Identify Teams and Develop Protocols

Health departments and schools should identify staff members who will participate in COVID-19 contact tracing and ensure there are enough resources, training, and support to effectively conduct the required activities. People with little or no contact tracing experience may choose to take an introductory course, such as Making Contact: A Training for COVID-19 Case Investigators and Contact Tracers. Both health department and school staff should be familiar with relevant policies, standard operating procedures and other protocols, or work to develop relevant protocols, keeping in mind the district’s educational infrastructure. The contact tracing team should establish generally agreed-upon procedures for:

  • Exposure notification.
  • Isolation and quarantine.
  • Case investigation and contact tracing prioritization, when applicable
  • Testing strategy, including frequency, prioritization, and referrals to diagnostic testing.
  • Parental consent, when applicable.
  • Confidentiality and privacy concerns.
  • Data collection and reporting.

Establish Clear Roles and Responsibilities

It is critical to define set expectations for members of the contact tracing team to reduce duplicative efforts. For example, team members from K-12 schools may be responsible for excluding cases and contacts from school activities, whereas state and local health departments may be responsible for reporting case and cluster data.

To improve coordination, consider assigning liaisons to communicate with various groups. School liaisons may be used to keep in touch with health departments and parent/teacher associations, while health department liaisons may work with a specific school. Schools may need to coordinate with several health departments, as students may live in a different county than the school they attend. The California Department of Public Health provides a good framework for establishing school liaisons.

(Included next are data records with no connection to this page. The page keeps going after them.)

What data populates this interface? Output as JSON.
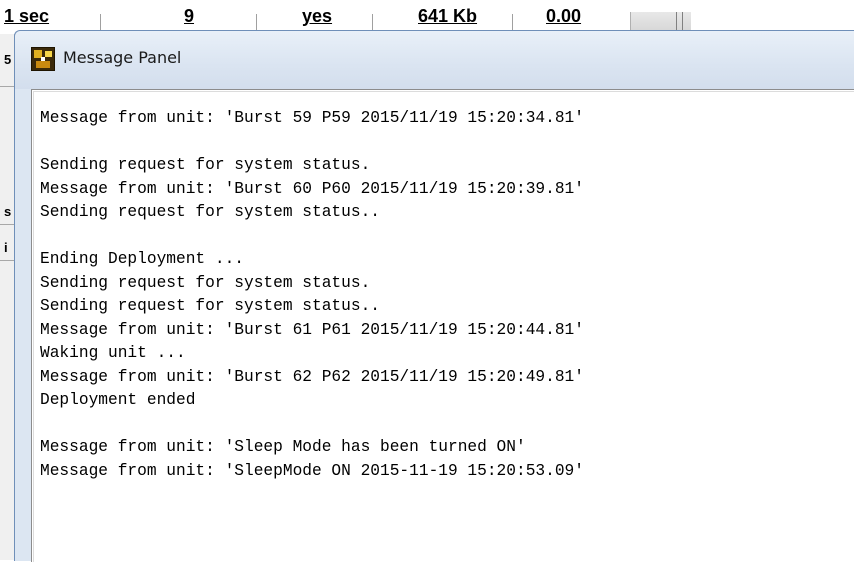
{
  "background_table": {
    "left_cells": [
      "1 sec",
      "9",
      "yes",
      "641 Kb",
      "0.00"
    ],
    "left_glyphs": [
      "5",
      "s",
      "i"
    ]
  },
  "window": {
    "title": "Message Panel",
    "icon": "app-icon"
  },
  "log": {
    "lines": [
      "Message from unit: 'Burst 59 P59 2015/11/19 15:20:34.81'",
      "",
      "Sending request for system status.",
      "Message from unit: 'Burst 60 P60 2015/11/19 15:20:39.81'",
      "Sending request for system status..",
      "",
      "Ending Deployment ...",
      "Sending request for system status.",
      "Sending request for system status..",
      "Message from unit: 'Burst 61 P61 2015/11/19 15:20:44.81'",
      "Waking unit ...",
      "Message from unit: 'Burst 62 P62 2015/11/19 15:20:49.81'",
      "Deployment ended",
      "",
      "Message from unit: 'Sleep Mode has been turned ON'",
      "Message from unit: 'SleepMode ON 2015-11-19 15:20:53.09'"
    ]
  }
}
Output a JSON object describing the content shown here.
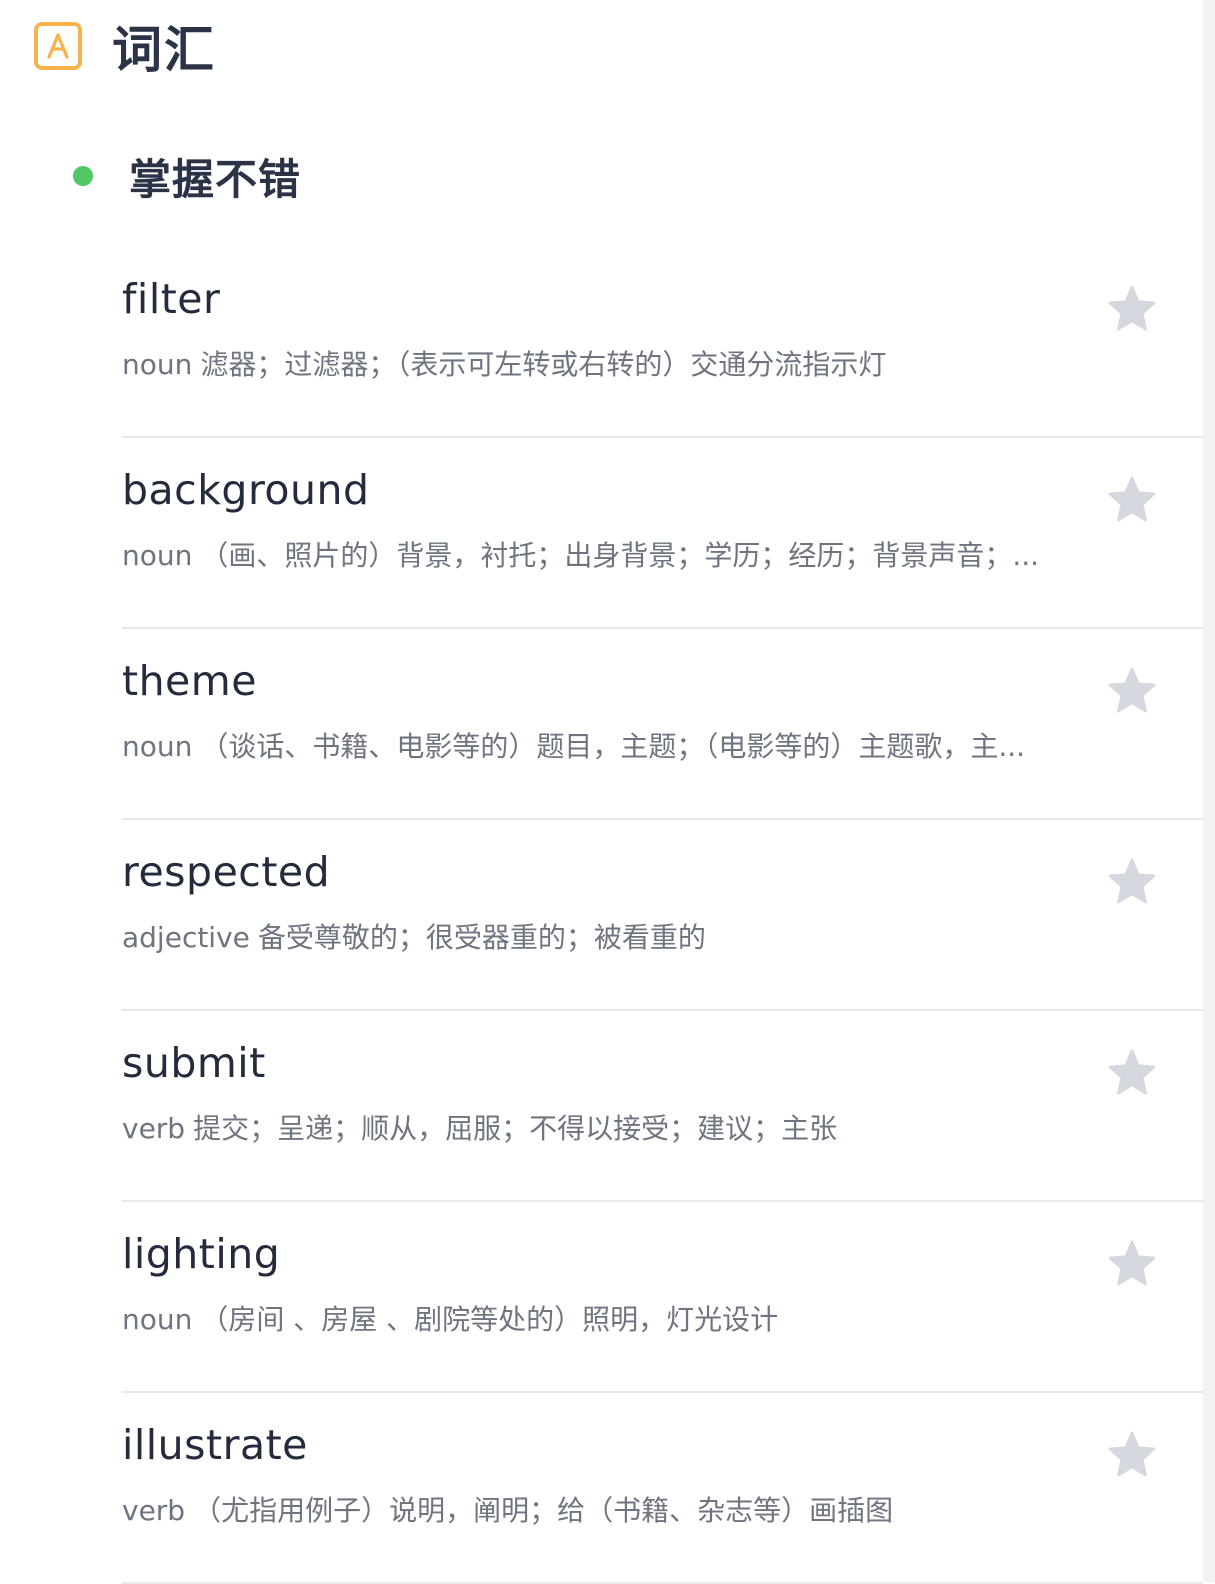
{
  "header": {
    "icon": "vocab-a-icon",
    "icon_letter": "A",
    "title": "词汇"
  },
  "section": {
    "title": "掌握不错",
    "status_color": "#52c766"
  },
  "words": [
    {
      "word": "filter",
      "pos": "noun",
      "meaning": "滤器；过滤器；（表示可左转或右转的）交通分流指示灯"
    },
    {
      "word": "background",
      "pos": "noun",
      "meaning": "（画、照片的）背景，衬托；出身背景；学历；经历；背景声音；..."
    },
    {
      "word": "theme",
      "pos": "noun",
      "meaning": "（谈话、书籍、电影等的）题目，主题；（电影等的）主题歌，主..."
    },
    {
      "word": "respected",
      "pos": "adjective",
      "meaning": "备受尊敬的；很受器重的；被看重的"
    },
    {
      "word": "submit",
      "pos": "verb",
      "meaning": "提交；呈递；顺从，屈服；不得以接受；建议；主张"
    },
    {
      "word": "lighting",
      "pos": "noun",
      "meaning": "（房间 、房屋 、剧院等处的）照明，灯光设计"
    },
    {
      "word": "illustrate",
      "pos": "verb",
      "meaning": "（尤指用例子）说明，阐明；给（书籍、杂志等）画插图"
    }
  ],
  "icons": {
    "star": "star-icon"
  },
  "colors": {
    "accent_orange": "#f7b34a",
    "star_gray": "#d5d9df",
    "text_primary": "#232b3d",
    "text_secondary": "#6e7480"
  }
}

Select Channels for Communicating about Cases and Contacts

Health departments should consider identifying internal mechanisms to:

  • Communicate with parents, guardians, and students about COVID-19 trends.
  • Respond to media requests.
  • Coordinate with multiple health departments.
  • Conduct routine internal communications, including those for continuous quality improvement.

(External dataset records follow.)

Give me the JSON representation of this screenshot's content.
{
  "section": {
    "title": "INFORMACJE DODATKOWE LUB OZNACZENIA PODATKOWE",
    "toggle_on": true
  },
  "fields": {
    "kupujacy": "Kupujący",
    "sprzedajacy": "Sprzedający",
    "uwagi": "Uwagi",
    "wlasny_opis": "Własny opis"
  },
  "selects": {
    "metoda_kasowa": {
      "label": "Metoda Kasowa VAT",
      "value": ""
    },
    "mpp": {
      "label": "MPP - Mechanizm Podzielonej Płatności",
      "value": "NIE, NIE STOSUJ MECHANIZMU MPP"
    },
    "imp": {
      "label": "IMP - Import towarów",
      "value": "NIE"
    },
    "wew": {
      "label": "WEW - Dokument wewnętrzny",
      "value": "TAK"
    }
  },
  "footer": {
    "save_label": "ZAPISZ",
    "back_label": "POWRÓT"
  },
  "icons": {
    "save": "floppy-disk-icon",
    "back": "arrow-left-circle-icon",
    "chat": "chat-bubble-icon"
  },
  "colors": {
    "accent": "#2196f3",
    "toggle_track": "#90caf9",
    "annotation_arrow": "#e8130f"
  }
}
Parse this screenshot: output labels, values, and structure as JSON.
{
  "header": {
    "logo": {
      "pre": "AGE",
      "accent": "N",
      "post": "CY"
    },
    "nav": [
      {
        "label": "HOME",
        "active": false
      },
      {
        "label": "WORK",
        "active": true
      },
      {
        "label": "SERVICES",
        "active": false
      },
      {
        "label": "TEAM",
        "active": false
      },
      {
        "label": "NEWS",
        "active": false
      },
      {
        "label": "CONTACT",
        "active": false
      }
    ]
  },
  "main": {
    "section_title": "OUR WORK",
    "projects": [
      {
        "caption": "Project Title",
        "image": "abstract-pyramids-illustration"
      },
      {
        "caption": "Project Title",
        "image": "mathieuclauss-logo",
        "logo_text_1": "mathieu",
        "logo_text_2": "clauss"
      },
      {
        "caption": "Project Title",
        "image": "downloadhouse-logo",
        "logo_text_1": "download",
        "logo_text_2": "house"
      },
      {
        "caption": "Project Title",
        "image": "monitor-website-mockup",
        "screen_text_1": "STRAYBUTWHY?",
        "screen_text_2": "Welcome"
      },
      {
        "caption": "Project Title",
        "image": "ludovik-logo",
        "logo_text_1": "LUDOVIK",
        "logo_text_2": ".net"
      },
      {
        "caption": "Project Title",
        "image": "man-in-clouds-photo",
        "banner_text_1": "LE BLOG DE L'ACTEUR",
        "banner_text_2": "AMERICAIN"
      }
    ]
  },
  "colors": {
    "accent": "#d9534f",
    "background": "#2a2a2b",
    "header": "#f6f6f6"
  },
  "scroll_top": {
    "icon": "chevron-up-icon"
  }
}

Contact Tracing Technologies

Contact tracing teams may also consider using contact tracing technologies to automate processes, including exposure notification and medical monitoring. A school district in Ohio, for example, provided students and teachers with wearable badges incorporating location-tracking technology to more easily identify those who may have been in close contact with someone with COVID-19. This strategy mitigated privacy concerns through creating a digital “fence” in which the badges will be active and storing data locally.

Special Considerations

  • People with disabilities may have difficulties implementing COVID-19 prevention measures, such as safely wearing a mask, adjusting to new routines, and remaining physically distant from others. As such, COVID-19 prevention and response planning must include people with disabilities.
  • Mental health of all students and staff should remain a priority. Check out these Mental Health Technology Transfer Center resources for responding to COVID-19 and school mental health.
  • Non-English-speaking families may need guidance provided in languages other than English. Consider providing written materials in other languages and having a translator available.
  • Non-essential visitors should be limited, though access should not be limited for direct service providers. Visitors who are sick should stay home, regardless of vaccination status.
  • School meals should be served and consumed while maintaining a safe physical distance. The school may choose to use spaces such as gymnasiums, or outdoor seating to ensure a safe distance between students. Contact tracers should promote appropriate hand washing, and mask wearing throughout food preparation, distribution, and consumption.
  • Extracurricular activities have different levels of risk. To determine an activity’s risk level, health departments and schools should consider the activity’s setting, ability to physically distance, number of people, length, and if anyone in attendance is at increased risk for severe illness.